Computer systems with which we interact on a daily basis consist of a vast diversity of devices. At the low end, battery-powered, handheld devices with limited resources, e.g., personal digital assistants (PDAs), smartphones, etc., are common and extremely popular. At the high end, powerful, multi- and many-core processor systems are increasingly ubiquitous in the laptops, deskside computers, workstations, and clusters that we use. The pervasiveness of heterogeneous systems requires that there be programming languages for application development, that are easy to learn and use, portable across diverse systems, and that facilitate extraction of high performance from the underlying, available device technology.

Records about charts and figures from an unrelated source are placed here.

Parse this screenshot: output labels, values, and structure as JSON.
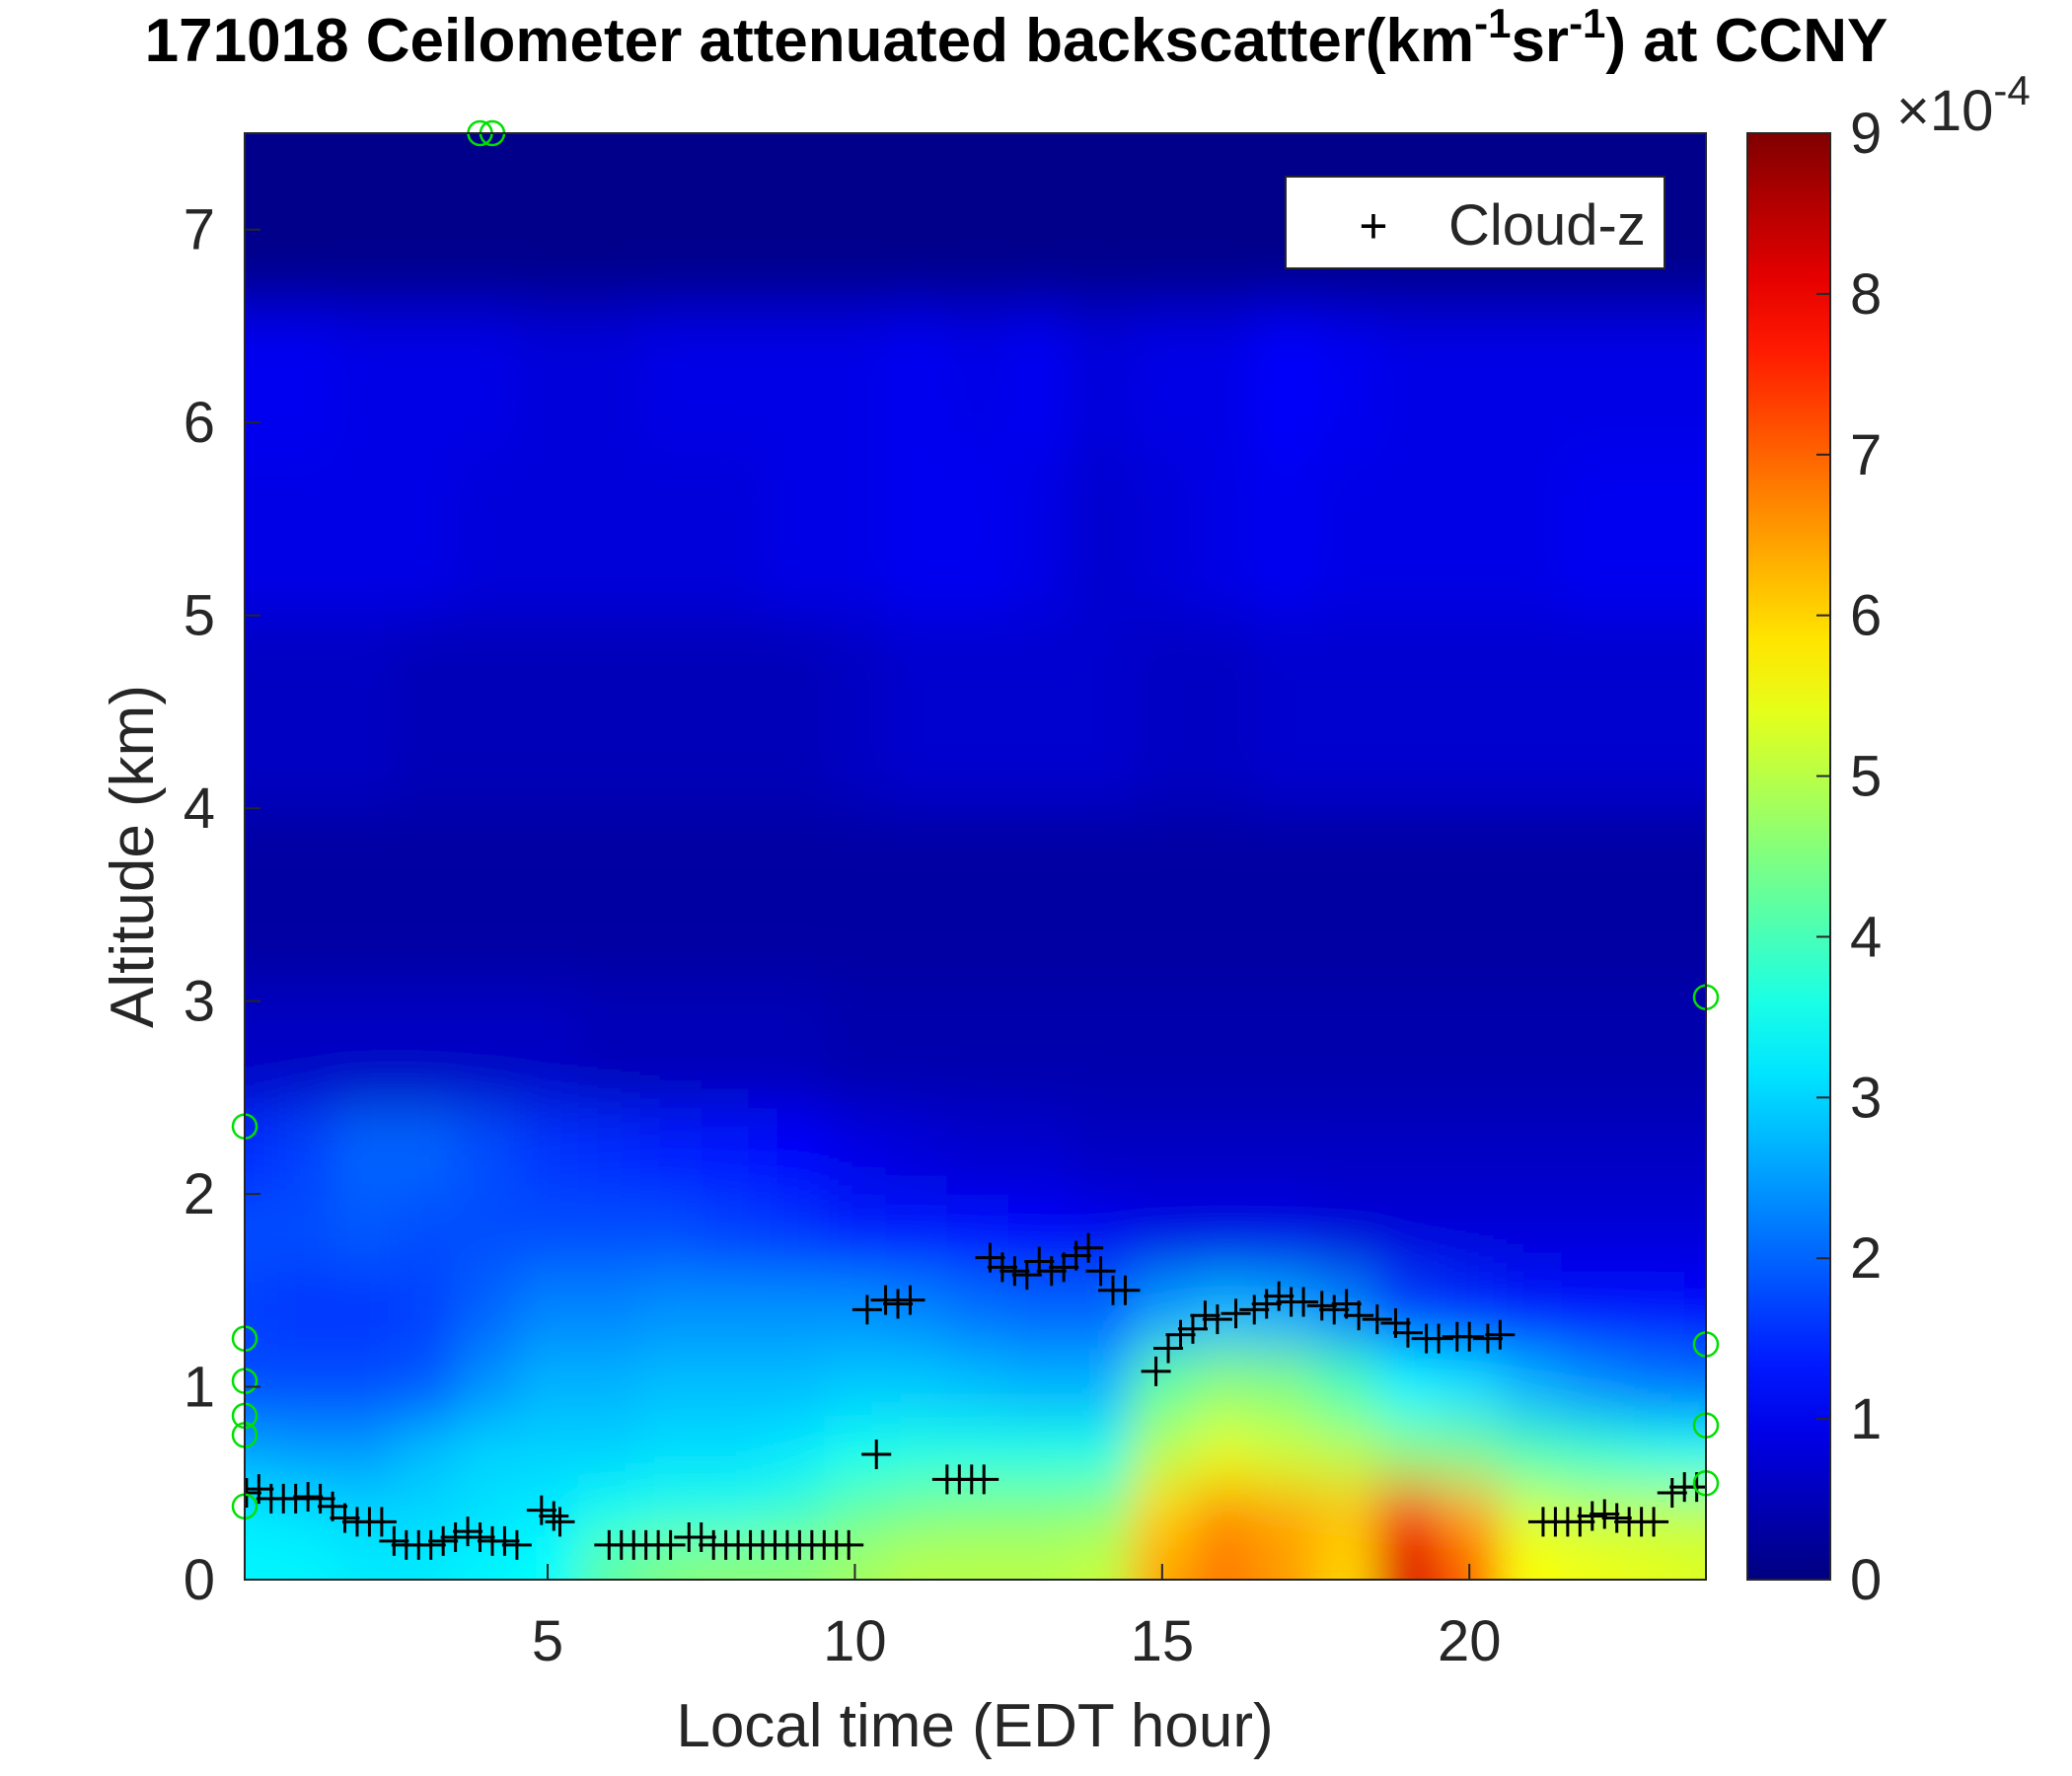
{
  "chart_data": {
    "type": "heatmap",
    "title": {
      "main": "171018 Ceilometer attenuated backscatter(km",
      "sup1": "-1",
      "mid": "sr",
      "sup2": "-1",
      "end": ") at CCNY"
    },
    "xlabel": "Local time (EDT hour)",
    "ylabel": "Altitude (km)",
    "xlim": [
      0.07,
      23.85
    ],
    "ylim": [
      0,
      7.5
    ],
    "xticks": [
      5,
      10,
      15,
      20
    ],
    "xtick_labels": [
      "5",
      "10",
      "15",
      "20"
    ],
    "yticks": [
      0,
      1,
      2,
      3,
      4,
      5,
      6,
      7
    ],
    "ytick_labels": [
      "0",
      "1",
      "2",
      "3",
      "4",
      "5",
      "6",
      "7"
    ],
    "colorbar": {
      "range": [
        0,
        9
      ],
      "ticks": [
        0,
        1,
        2,
        3,
        4,
        5,
        6,
        7,
        8,
        9
      ],
      "tick_labels": [
        "0",
        "1",
        "2",
        "3",
        "4",
        "5",
        "6",
        "7",
        "8",
        "9"
      ],
      "exponent_label": "×10",
      "exponent_power": "-4",
      "colormap": "jet"
    },
    "legend": {
      "placement": "top-right",
      "entries": [
        {
          "marker": "+",
          "label": "Cloud-z"
        }
      ]
    },
    "heatmap": {
      "units": "1e-4 km^-1 sr^-1",
      "x_hours": [
        0,
        1,
        2,
        3,
        4,
        5,
        6,
        7,
        8,
        9,
        10,
        11,
        12,
        13,
        14,
        15,
        16,
        17,
        18,
        19,
        20,
        21,
        22,
        23,
        24
      ],
      "z_km": [
        0.1,
        0.35,
        0.65,
        1.0,
        1.4,
        1.8,
        2.2,
        2.7,
        3.5,
        4.5,
        5.5,
        6.2,
        7.0
      ],
      "values": [
        [
          3.3,
          3.3,
          3.2,
          3.2,
          3.3,
          3.4,
          4.2,
          4.5,
          4.6,
          4.6,
          4.8,
          5.0,
          5.0,
          5.0,
          5.1,
          6.4,
          6.8,
          6.5,
          6.0,
          8.2,
          7.0,
          5.6,
          5.5,
          5.4,
          5.3
        ],
        [
          3.2,
          3.1,
          3.0,
          3.0,
          3.1,
          3.2,
          3.5,
          3.6,
          3.6,
          3.8,
          4.2,
          4.4,
          4.5,
          4.5,
          4.6,
          6.0,
          6.6,
          6.4,
          6.2,
          7.4,
          6.4,
          5.2,
          5.0,
          5.0,
          5.0
        ],
        [
          2.6,
          2.5,
          2.5,
          2.8,
          3.0,
          3.0,
          3.0,
          3.1,
          3.1,
          3.2,
          3.5,
          3.6,
          3.6,
          3.6,
          3.6,
          5.0,
          5.4,
          5.2,
          5.0,
          4.6,
          4.4,
          4.0,
          3.8,
          3.6,
          3.5
        ],
        [
          1.8,
          1.8,
          1.8,
          1.9,
          2.4,
          2.7,
          2.7,
          2.8,
          2.8,
          2.8,
          2.9,
          2.9,
          2.8,
          2.7,
          2.7,
          4.2,
          4.6,
          4.5,
          4.0,
          3.3,
          3.1,
          2.7,
          2.4,
          2.2,
          2.1
        ],
        [
          1.7,
          1.6,
          1.6,
          1.7,
          2.0,
          2.3,
          2.3,
          2.4,
          2.4,
          2.4,
          2.4,
          2.3,
          2.1,
          2.0,
          2.0,
          2.5,
          2.7,
          2.6,
          2.3,
          1.7,
          1.5,
          1.3,
          1.2,
          1.2,
          1.1
        ],
        [
          1.8,
          1.8,
          1.9,
          1.8,
          1.8,
          1.8,
          1.8,
          1.8,
          1.7,
          1.6,
          1.4,
          1.3,
          1.2,
          1.1,
          1.0,
          0.9,
          0.9,
          0.9,
          0.8,
          0.8,
          0.8,
          0.8,
          0.8,
          0.8,
          0.8
        ],
        [
          1.5,
          1.7,
          2.0,
          2.0,
          1.8,
          1.6,
          1.5,
          1.4,
          1.3,
          1.1,
          0.9,
          0.8,
          0.7,
          0.7,
          0.6,
          0.6,
          0.6,
          0.6,
          0.6,
          0.6,
          0.6,
          0.6,
          0.6,
          0.6,
          0.6
        ],
        [
          0.6,
          0.6,
          0.6,
          0.6,
          0.6,
          0.6,
          0.5,
          0.5,
          0.5,
          0.5,
          0.4,
          0.4,
          0.4,
          0.4,
          0.4,
          0.4,
          0.4,
          0.4,
          0.4,
          0.4,
          0.4,
          0.4,
          0.4,
          0.4,
          0.4
        ],
        [
          0.3,
          0.3,
          0.3,
          0.3,
          0.3,
          0.3,
          0.3,
          0.3,
          0.3,
          0.3,
          0.3,
          0.3,
          0.3,
          0.3,
          0.3,
          0.3,
          0.3,
          0.3,
          0.3,
          0.3,
          0.3,
          0.3,
          0.3,
          0.3,
          0.3
        ],
        [
          0.6,
          0.6,
          0.6,
          0.5,
          0.5,
          0.5,
          0.5,
          0.5,
          0.5,
          0.5,
          0.6,
          0.7,
          0.7,
          0.7,
          0.7,
          0.6,
          0.6,
          0.7,
          0.7,
          0.7,
          0.7,
          0.7,
          0.7,
          0.7,
          0.7
        ],
        [
          0.9,
          0.9,
          0.9,
          0.9,
          0.8,
          0.8,
          0.8,
          0.8,
          0.8,
          0.9,
          0.9,
          1.0,
          1.0,
          0.9,
          0.7,
          0.8,
          0.9,
          1.0,
          0.9,
          0.9,
          0.9,
          0.9,
          1.0,
          1.0,
          1.0
        ],
        [
          1.0,
          1.0,
          0.9,
          0.9,
          0.9,
          0.8,
          0.8,
          0.9,
          0.9,
          0.9,
          0.9,
          1.0,
          0.9,
          1.0,
          0.8,
          0.9,
          0.9,
          1.1,
          1.0,
          0.9,
          0.9,
          0.9,
          0.9,
          0.9,
          0.9
        ],
        [
          0.1,
          0.1,
          0.1,
          0.1,
          0.1,
          0.1,
          0.1,
          0.1,
          0.1,
          0.1,
          0.1,
          0.1,
          0.1,
          0.1,
          0.1,
          0.1,
          0.1,
          0.1,
          0.1,
          0.1,
          0.1,
          0.1,
          0.1,
          0.1,
          0.1
        ]
      ]
    },
    "series": [
      {
        "name": "Cloud-z",
        "marker": "+",
        "color": "#000000",
        "points": [
          [
            0.1,
            0.45
          ],
          [
            0.3,
            0.47
          ],
          [
            0.5,
            0.42
          ],
          [
            0.7,
            0.42
          ],
          [
            0.9,
            0.42
          ],
          [
            1.1,
            0.43
          ],
          [
            1.3,
            0.42
          ],
          [
            1.5,
            0.38
          ],
          [
            1.7,
            0.32
          ],
          [
            1.9,
            0.3
          ],
          [
            2.1,
            0.3
          ],
          [
            2.3,
            0.3
          ],
          [
            2.5,
            0.2
          ],
          [
            2.7,
            0.18
          ],
          [
            2.9,
            0.18
          ],
          [
            3.1,
            0.18
          ],
          [
            3.3,
            0.2
          ],
          [
            3.5,
            0.22
          ],
          [
            3.7,
            0.25
          ],
          [
            3.9,
            0.22
          ],
          [
            4.1,
            0.2
          ],
          [
            4.3,
            0.2
          ],
          [
            4.5,
            0.18
          ],
          [
            4.9,
            0.36
          ],
          [
            5.1,
            0.33
          ],
          [
            5.2,
            0.3
          ],
          [
            6.0,
            0.18
          ],
          [
            6.2,
            0.18
          ],
          [
            6.4,
            0.18
          ],
          [
            6.6,
            0.18
          ],
          [
            6.8,
            0.18
          ],
          [
            7.0,
            0.18
          ],
          [
            7.3,
            0.22
          ],
          [
            7.5,
            0.22
          ],
          [
            7.7,
            0.18
          ],
          [
            7.9,
            0.18
          ],
          [
            8.1,
            0.18
          ],
          [
            8.3,
            0.18
          ],
          [
            8.5,
            0.18
          ],
          [
            8.7,
            0.18
          ],
          [
            8.9,
            0.18
          ],
          [
            9.1,
            0.18
          ],
          [
            9.3,
            0.18
          ],
          [
            9.5,
            0.18
          ],
          [
            9.7,
            0.18
          ],
          [
            9.9,
            0.18
          ],
          [
            10.2,
            1.4
          ],
          [
            10.35,
            0.65
          ],
          [
            10.5,
            1.45
          ],
          [
            10.7,
            1.43
          ],
          [
            10.9,
            1.45
          ],
          [
            11.5,
            0.52
          ],
          [
            11.7,
            0.52
          ],
          [
            11.9,
            0.52
          ],
          [
            12.1,
            0.52
          ],
          [
            12.2,
            1.67
          ],
          [
            12.4,
            1.62
          ],
          [
            12.6,
            1.6
          ],
          [
            12.8,
            1.58
          ],
          [
            13.0,
            1.65
          ],
          [
            13.2,
            1.6
          ],
          [
            13.4,
            1.62
          ],
          [
            13.6,
            1.68
          ],
          [
            13.8,
            1.72
          ],
          [
            14.0,
            1.6
          ],
          [
            14.2,
            1.5
          ],
          [
            14.4,
            1.5
          ],
          [
            14.9,
            1.08
          ],
          [
            15.1,
            1.2
          ],
          [
            15.3,
            1.27
          ],
          [
            15.5,
            1.3
          ],
          [
            15.7,
            1.37
          ],
          [
            15.9,
            1.35
          ],
          [
            16.2,
            1.38
          ],
          [
            16.5,
            1.4
          ],
          [
            16.7,
            1.43
          ],
          [
            16.9,
            1.47
          ],
          [
            17.1,
            1.44
          ],
          [
            17.3,
            1.44
          ],
          [
            17.6,
            1.42
          ],
          [
            17.8,
            1.4
          ],
          [
            18.0,
            1.43
          ],
          [
            18.2,
            1.37
          ],
          [
            18.5,
            1.35
          ],
          [
            18.8,
            1.33
          ],
          [
            19.0,
            1.28
          ],
          [
            19.3,
            1.25
          ],
          [
            19.5,
            1.25
          ],
          [
            19.8,
            1.26
          ],
          [
            20.0,
            1.26
          ],
          [
            20.3,
            1.25
          ],
          [
            20.5,
            1.27
          ],
          [
            21.2,
            0.3
          ],
          [
            21.4,
            0.3
          ],
          [
            21.6,
            0.3
          ],
          [
            21.8,
            0.3
          ],
          [
            22.0,
            0.33
          ],
          [
            22.2,
            0.34
          ],
          [
            22.4,
            0.32
          ],
          [
            22.6,
            0.3
          ],
          [
            22.8,
            0.3
          ],
          [
            23.0,
            0.3
          ],
          [
            23.3,
            0.45
          ],
          [
            23.5,
            0.48
          ],
          [
            23.7,
            0.48
          ]
        ]
      },
      {
        "name": "edge-markers",
        "marker": "o",
        "color": "#00e000",
        "points": [
          [
            0.07,
            2.35
          ],
          [
            0.07,
            1.25
          ],
          [
            0.07,
            1.03
          ],
          [
            0.07,
            0.85
          ],
          [
            0.07,
            0.75
          ],
          [
            0.07,
            0.38
          ],
          [
            23.85,
            3.02
          ],
          [
            23.85,
            1.22
          ],
          [
            23.85,
            0.8
          ],
          [
            23.85,
            0.5
          ],
          [
            3.9,
            7.5
          ],
          [
            4.1,
            7.5
          ]
        ]
      }
    ]
  }
}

The Java programming language offers many of these characteristics. Its architecture-independent program transfer format and extant virtual machine technology for a wide variety of devices, provides programmers with a write once and run anywhere (WORA) model. Moreover, its object-orientation, robust library support, and high-level syntax, make Java easy to learn and develop applications with. Finally, modern virtual machine (VM) technology offers powerful adaptive services that comibine program profiling and optimization, to extract high performance from applications with frequently executed code regions (hot spots). However, the Java language and its VM technology to date have not targeted device-specific opportunities that have the potential for enabling both programmer productivity and scalable high performance.
In this dissertation, we investigate potential opportunities for devices at the two ends of the performance spectrum: battery-powered, handheld PDAs and parallel processing systems. Our thesis question asks whether we can employ adaptive JVM technologies to improve the performance of programs in resource-constrained devices and to facilitate efficient and scalable parallel programming in multi-core systems. We address each question with a specific and novel solution: (1) adaptive compiled code management for low end devices, and (2) adaptive code parallelization for high end, multiprocessing systems. The goal of our work is to extract high performance from the underlying device technology through novel JVM extensions while maintaining the ease-of-use of the Java programming language. We describe each of our foci in detail and present empirical evidence of its efficacy and potential.